(Uniform Resource Locator) The address that defines the route to a file on an Internet server (Web server, FTP server, mail server, etc.). URLs are typed into a Web browser to access Web pages and files, and URLs are embedded within the pages themselves as hypertext links. The URL contains the protocol prefix, port number, domain name, subdirectory names and file name. If a port number is not stated in the address, port 80 is used as the default for HTTP traffic.|
Downloading the Home Page
To access a home page on a Web site, only the protocol and domain name are required. For example, HTTP://WWW.COMPUTERLANGUAGE.COM retrieves the home page of The Computer Language Company's Web site. The HTTP is the Web protocol, and WWW.COMPUTERLANGUAGE.COM is the domain name. Browsers default to the http:// prefix so only the www.computerlanguage.com needs to be typed in. In fact, you can usually omit the WWW and dot, because most Web sites treat blank host names as "www" host names.

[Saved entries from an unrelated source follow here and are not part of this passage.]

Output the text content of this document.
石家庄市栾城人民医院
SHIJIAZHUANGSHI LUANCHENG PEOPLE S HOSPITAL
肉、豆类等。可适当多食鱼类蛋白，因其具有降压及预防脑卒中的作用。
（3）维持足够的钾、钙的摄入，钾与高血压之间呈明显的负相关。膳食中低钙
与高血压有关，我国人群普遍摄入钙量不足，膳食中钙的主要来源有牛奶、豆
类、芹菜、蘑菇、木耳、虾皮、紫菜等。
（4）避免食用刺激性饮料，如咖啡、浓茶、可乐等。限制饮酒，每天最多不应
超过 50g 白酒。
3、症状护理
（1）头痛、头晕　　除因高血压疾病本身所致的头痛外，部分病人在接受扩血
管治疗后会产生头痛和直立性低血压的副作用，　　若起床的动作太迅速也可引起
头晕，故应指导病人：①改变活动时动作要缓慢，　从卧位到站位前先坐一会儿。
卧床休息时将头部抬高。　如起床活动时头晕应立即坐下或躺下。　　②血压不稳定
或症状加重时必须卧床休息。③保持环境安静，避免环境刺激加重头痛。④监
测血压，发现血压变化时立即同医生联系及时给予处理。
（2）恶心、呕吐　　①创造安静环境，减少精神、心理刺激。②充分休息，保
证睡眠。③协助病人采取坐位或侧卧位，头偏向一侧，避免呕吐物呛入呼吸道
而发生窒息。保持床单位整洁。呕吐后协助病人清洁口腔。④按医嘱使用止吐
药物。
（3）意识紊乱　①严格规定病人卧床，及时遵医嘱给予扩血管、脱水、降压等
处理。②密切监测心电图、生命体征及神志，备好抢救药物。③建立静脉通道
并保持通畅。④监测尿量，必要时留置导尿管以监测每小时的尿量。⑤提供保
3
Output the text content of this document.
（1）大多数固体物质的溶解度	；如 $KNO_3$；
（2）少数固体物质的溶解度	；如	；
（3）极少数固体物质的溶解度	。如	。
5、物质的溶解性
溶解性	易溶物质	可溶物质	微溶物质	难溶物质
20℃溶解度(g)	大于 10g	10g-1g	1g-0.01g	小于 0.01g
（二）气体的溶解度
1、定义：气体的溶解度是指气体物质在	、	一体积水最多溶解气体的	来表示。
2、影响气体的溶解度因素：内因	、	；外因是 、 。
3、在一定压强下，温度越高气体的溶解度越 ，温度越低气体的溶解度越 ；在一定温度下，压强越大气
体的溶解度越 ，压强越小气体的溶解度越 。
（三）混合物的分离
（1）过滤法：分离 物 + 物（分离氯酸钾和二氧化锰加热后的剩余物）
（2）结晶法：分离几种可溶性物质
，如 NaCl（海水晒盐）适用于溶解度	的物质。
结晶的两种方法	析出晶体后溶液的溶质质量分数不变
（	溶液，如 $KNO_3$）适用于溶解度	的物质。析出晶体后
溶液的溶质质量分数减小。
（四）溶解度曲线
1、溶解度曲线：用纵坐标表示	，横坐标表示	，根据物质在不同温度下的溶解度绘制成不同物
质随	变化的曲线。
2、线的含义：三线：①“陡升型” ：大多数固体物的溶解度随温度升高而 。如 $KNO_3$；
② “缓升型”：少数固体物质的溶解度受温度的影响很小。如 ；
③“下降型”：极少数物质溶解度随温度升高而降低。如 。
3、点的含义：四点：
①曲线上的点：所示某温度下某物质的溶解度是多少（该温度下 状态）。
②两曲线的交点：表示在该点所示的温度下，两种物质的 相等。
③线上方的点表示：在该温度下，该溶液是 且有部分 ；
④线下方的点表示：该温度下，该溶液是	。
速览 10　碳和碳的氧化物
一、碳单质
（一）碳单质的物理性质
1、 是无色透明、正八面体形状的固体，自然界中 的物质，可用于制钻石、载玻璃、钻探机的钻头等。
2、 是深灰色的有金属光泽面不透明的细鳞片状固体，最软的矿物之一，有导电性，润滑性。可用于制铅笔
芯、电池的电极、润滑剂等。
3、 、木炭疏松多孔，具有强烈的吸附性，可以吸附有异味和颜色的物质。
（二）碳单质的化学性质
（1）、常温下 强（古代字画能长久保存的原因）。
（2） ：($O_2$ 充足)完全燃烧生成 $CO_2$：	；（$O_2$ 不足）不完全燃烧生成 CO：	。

Sometimes, you can even omit the .com, and the browser fills it in automatically.
Another Web Page
If a page is not the home page, its name has to be part of the address, and a slash is used to separate it from the domain name. For example http://www.computerlanguage.com/aboutus.htm points to the About Us page (aboutus.htm file). See URL shortening.
The Full Path
If a page is stored in a subdirectory (folder within a folder), its name is also separated by a slash, and subdirectories can be several levels deep. For example, the components of the following hypothetical URL are described below:
www.clothes.com/ domain name
mens/ subdirectory name
shirts/ subdirectory name
formal.html document name (Web page)
Is It a URL or a URI?
Technically, a URL is a type of uniform resource identifier (URI). Since most URIs are URLs, "URL" is the term more commonly heard. See URI.